月全体の地形図。左半分が裏側で右半分が表側。黒丸は最高地点、白丸は最低地点=宇宙航空研究開発機構提供(宇宙機構・国立天文台提供)

 月の最高峰は1万750m…「かぐや」で世界初の全球地形図

 宇宙航空研究開発機構の月探査衛星「かぐや」の観測データをもとに、国立天文台の荒木博志助教らが月の全球にわたる地形図を世界で初めて作製した。
 最も標高が高い地点は月裏側の巨大クレーターのふちにある山で、従来の観測よりも約3キロ・メートル高い10・75キロであることがわかった。最も低い地点は深さ9・06キロだった。13日付の米科学誌サイエンスに発表する。

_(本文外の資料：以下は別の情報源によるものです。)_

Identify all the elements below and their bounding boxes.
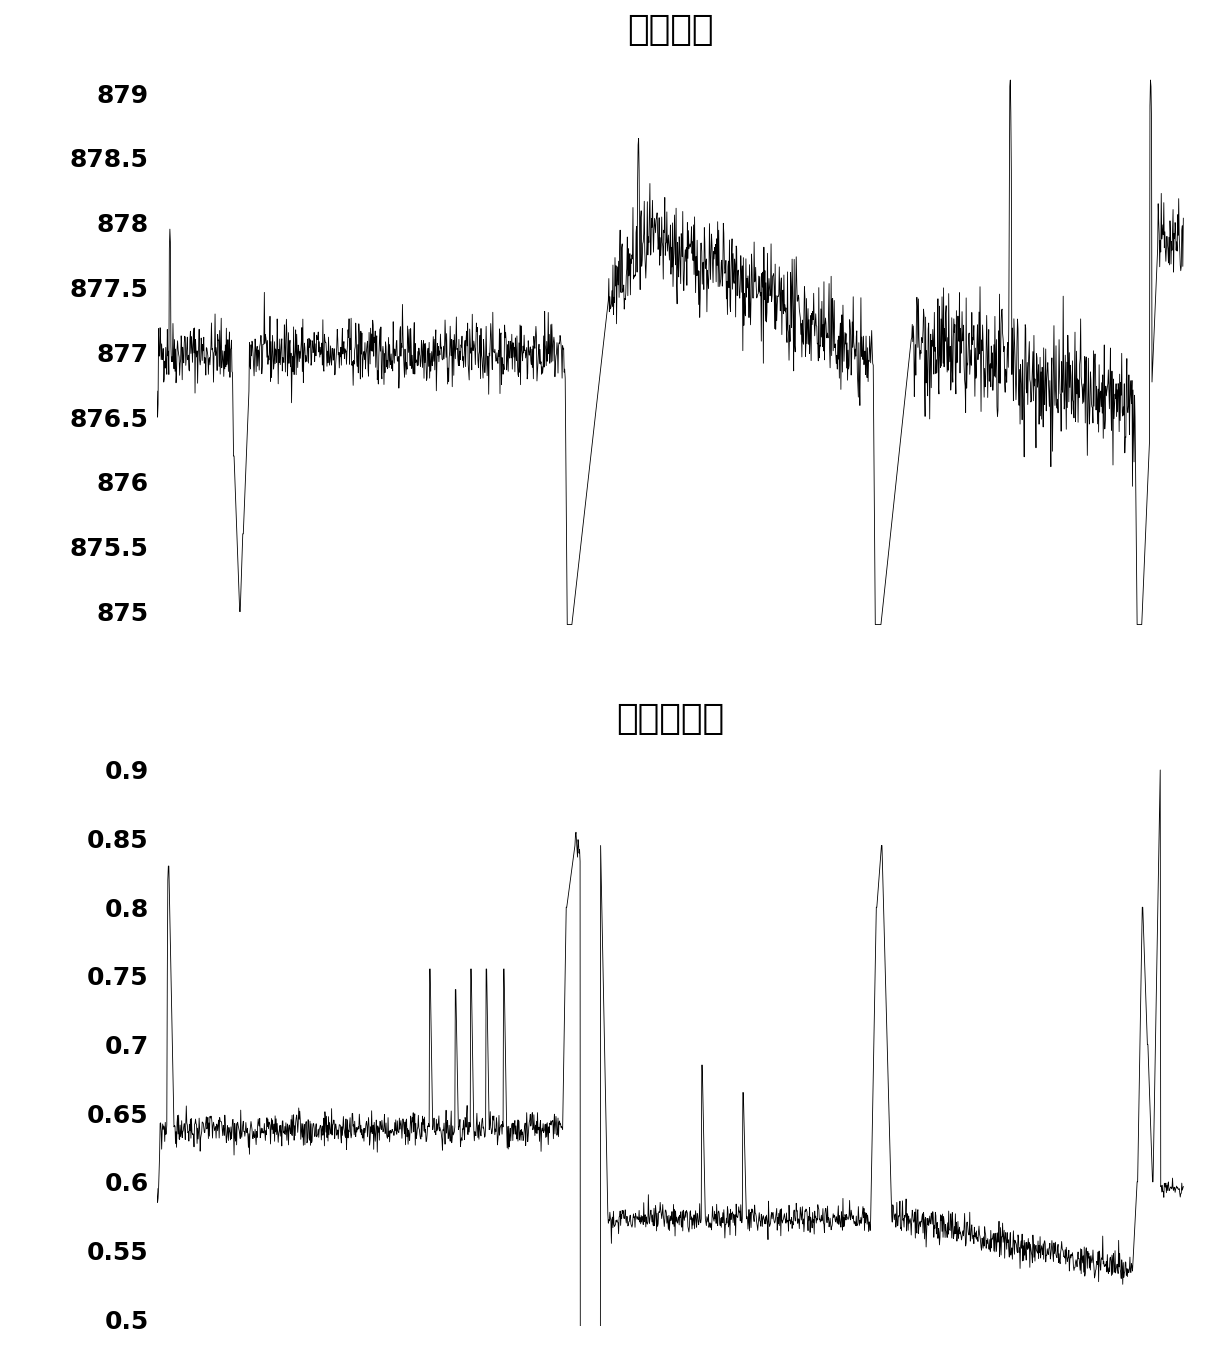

 研究チームは、かぐやから発射したレーザーが月面で反射して戻るまでの時間をもとに高度を分析。平均5~6キロ・メートル間隔で、全球の約677 万地点を観測したデータをもとに地形図を作った。従来の地形図は観測が27万地点に限られ、極地域のデータが欠けるなど不完全だった。
 これらのデータから、月が誕生してから現在の地形に至るまでの過程を検証することが可能になる。
 地形図からは日当たりの状況などもわかり、太陽光発電に適する月面基地の候補地探索などに貢献するという。